Song Haitao, Fan Guihong, Zhao Shi, Li Huaichen, Huang Qihua, He Daihai
Complex Systems Research Center, Shanxi University, Taiyuan 030006, China.
Department of Mathematics, Columbus State University, Columbus 31907, USA.
Math Biosci Eng. 2021 Nov 5;18(6):9775-9786. doi: 10.3934/mbe.2021479.
By February 2021, the overall impact of the COVID-19 pandemic in India had been relatively mild in terms of total reported cases and deaths. Surprisingly, the second wave in early April becomes devastating and attracts worldwide attention. Multiple factors (e.g., Delta variants with increased transmissibility) could have driven the rapid growth of the epidemic in India and led to a large number of deaths within a short period. We aim to reconstruct the transmission rate, estimate the infection fatality rate and forecast the epidemic size. We download the reported COVID-19 mortality data in India and formulate a simple mathematical model with a flexible transmission rate. We use iterated filtering to fit our model to deaths data. We forecast the infection attack rate in a month ahead. Our model simulation matched the reported deaths well and is reasonably close to the results of the serological study. We forecast that the infection attack rate (IAR) could have reached 43% by July 24, 2021, under the current trend. Our estimated infection fatality rate is about 0.07%. Under the current trend, the IAR will likely reach a level of 43% by July 24, 2021. Our estimated infection fatality rate appears unusually low, which could be due to a low case to infection ratio reported in previous study. Our approach is readily applicable in other countries and with other types of data (e.g., excess deaths).

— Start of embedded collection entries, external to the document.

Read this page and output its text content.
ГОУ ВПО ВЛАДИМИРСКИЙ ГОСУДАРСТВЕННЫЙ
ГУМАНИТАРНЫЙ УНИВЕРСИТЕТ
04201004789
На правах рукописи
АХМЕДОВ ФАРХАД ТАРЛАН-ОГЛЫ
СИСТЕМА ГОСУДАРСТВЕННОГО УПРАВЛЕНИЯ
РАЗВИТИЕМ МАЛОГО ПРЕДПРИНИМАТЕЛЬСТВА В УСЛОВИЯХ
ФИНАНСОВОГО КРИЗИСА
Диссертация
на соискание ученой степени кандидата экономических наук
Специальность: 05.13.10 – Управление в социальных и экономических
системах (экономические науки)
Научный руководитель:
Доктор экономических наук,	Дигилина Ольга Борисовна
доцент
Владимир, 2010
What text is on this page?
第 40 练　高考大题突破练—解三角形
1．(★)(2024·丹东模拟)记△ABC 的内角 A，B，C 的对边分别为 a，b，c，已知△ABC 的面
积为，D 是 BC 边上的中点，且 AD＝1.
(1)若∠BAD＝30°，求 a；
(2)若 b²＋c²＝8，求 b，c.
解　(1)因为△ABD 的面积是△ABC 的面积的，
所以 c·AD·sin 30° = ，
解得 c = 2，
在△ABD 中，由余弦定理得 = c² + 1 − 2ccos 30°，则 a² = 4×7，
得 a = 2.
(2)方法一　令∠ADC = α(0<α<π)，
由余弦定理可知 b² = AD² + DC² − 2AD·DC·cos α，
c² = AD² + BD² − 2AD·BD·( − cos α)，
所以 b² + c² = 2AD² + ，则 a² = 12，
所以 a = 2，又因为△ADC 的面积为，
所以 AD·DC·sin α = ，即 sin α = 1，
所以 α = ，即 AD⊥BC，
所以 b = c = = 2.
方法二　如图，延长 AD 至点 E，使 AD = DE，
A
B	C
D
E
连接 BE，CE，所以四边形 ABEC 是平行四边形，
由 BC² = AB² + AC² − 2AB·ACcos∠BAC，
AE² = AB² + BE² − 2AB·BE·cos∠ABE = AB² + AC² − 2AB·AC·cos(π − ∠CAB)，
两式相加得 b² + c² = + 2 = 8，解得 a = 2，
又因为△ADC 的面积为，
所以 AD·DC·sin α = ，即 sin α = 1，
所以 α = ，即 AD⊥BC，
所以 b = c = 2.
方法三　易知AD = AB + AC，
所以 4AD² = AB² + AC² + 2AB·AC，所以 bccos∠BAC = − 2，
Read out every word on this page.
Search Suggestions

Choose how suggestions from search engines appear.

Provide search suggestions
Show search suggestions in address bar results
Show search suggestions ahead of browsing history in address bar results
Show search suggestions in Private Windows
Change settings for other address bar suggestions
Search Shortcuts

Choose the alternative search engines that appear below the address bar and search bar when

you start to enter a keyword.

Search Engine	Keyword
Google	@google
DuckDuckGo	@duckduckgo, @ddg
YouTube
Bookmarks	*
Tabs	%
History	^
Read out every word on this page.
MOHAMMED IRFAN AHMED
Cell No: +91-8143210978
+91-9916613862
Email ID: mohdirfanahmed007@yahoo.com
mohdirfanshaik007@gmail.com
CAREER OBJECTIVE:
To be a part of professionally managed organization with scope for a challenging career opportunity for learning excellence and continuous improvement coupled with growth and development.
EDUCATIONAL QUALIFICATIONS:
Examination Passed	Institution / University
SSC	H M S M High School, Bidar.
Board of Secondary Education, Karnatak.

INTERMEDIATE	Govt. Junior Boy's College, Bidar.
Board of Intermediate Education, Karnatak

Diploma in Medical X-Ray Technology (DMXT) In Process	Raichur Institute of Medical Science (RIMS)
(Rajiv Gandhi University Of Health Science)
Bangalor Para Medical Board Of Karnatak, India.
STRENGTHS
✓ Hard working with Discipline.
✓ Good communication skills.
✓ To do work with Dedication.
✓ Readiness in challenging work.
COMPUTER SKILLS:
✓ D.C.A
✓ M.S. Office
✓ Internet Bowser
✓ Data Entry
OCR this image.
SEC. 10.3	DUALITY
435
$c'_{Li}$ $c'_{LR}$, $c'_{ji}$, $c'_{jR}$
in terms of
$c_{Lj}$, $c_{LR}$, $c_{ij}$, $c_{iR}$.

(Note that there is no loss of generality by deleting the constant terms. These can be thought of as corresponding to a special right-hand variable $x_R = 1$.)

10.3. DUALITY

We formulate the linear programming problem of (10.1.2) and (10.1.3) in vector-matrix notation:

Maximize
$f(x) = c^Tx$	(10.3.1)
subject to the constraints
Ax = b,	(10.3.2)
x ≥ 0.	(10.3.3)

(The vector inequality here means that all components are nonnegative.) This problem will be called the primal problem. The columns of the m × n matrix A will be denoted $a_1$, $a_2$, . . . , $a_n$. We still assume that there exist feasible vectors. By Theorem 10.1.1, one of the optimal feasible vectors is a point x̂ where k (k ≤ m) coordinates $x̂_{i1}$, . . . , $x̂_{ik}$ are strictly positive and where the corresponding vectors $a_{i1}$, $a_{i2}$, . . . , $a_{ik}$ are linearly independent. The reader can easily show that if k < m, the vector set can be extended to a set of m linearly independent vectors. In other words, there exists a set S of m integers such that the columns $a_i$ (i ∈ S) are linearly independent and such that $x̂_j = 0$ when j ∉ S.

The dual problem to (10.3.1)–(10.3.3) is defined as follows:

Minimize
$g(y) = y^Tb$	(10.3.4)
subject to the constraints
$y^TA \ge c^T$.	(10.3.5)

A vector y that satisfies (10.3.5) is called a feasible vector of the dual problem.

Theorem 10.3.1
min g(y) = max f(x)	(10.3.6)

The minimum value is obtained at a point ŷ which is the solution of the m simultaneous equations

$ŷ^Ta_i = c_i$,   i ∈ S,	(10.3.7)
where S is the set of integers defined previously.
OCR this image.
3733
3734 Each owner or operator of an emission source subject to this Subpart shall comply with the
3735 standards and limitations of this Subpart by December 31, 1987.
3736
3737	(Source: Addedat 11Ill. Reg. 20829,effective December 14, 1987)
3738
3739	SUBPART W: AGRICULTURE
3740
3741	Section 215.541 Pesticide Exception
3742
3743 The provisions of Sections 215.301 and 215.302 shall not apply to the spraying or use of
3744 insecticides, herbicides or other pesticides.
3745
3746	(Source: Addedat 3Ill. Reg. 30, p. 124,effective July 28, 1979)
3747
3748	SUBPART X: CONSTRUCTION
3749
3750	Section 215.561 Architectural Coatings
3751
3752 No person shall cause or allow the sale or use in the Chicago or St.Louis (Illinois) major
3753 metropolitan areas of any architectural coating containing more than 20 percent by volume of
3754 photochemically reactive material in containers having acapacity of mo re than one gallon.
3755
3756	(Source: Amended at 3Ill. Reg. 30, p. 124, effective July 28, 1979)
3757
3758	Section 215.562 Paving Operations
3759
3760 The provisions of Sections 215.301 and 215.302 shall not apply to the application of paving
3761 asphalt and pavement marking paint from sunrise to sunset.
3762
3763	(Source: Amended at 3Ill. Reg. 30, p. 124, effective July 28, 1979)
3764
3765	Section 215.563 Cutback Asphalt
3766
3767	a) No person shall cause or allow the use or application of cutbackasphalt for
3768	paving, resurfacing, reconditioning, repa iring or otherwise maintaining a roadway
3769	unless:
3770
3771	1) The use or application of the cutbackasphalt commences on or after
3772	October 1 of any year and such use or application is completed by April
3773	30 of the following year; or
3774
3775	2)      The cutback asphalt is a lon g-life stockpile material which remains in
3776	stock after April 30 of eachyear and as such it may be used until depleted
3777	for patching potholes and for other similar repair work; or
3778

截至2021年2月,就报告的总病例数和死亡人数而言,新冠疫情在印度的总体影响相对较小。令人惊讶的是,4月初的第二波疫情变得极具破坏性并引起了全球关注。多种因素(例如,传播性增强的德尔塔变种)可能推动了印度疫情的快速增长,并在短时间内导致大量死亡。我们旨在重建传播率、估计感染死亡率并预测疫情规模。我们下载了印度报告的新冠死亡率数据,并建立了一个具有灵活传播率的简单数学模型。我们使用迭代滤波将模型与死亡数据进行拟合。我们预测未来一个月的感染攻击率。我们的模型模拟与报告的死亡情况匹配良好,并且与血清学研究的结果相当接近。我们预测,按照当前趋势,到2021年7月24日,感染攻击率(IAR)可能达到43%。我们估计的感染死亡率约为0.07%。按照当前趋势,到2021年7月24日,IAR可能会达到43%的水平。我们估计的感染死亡率似乎异常低,这可能是由于先前研究中报告的病例与感染比例较低所致。我们的方法很容易应用于其他国家和其他类型的数据(例如,超额死亡)。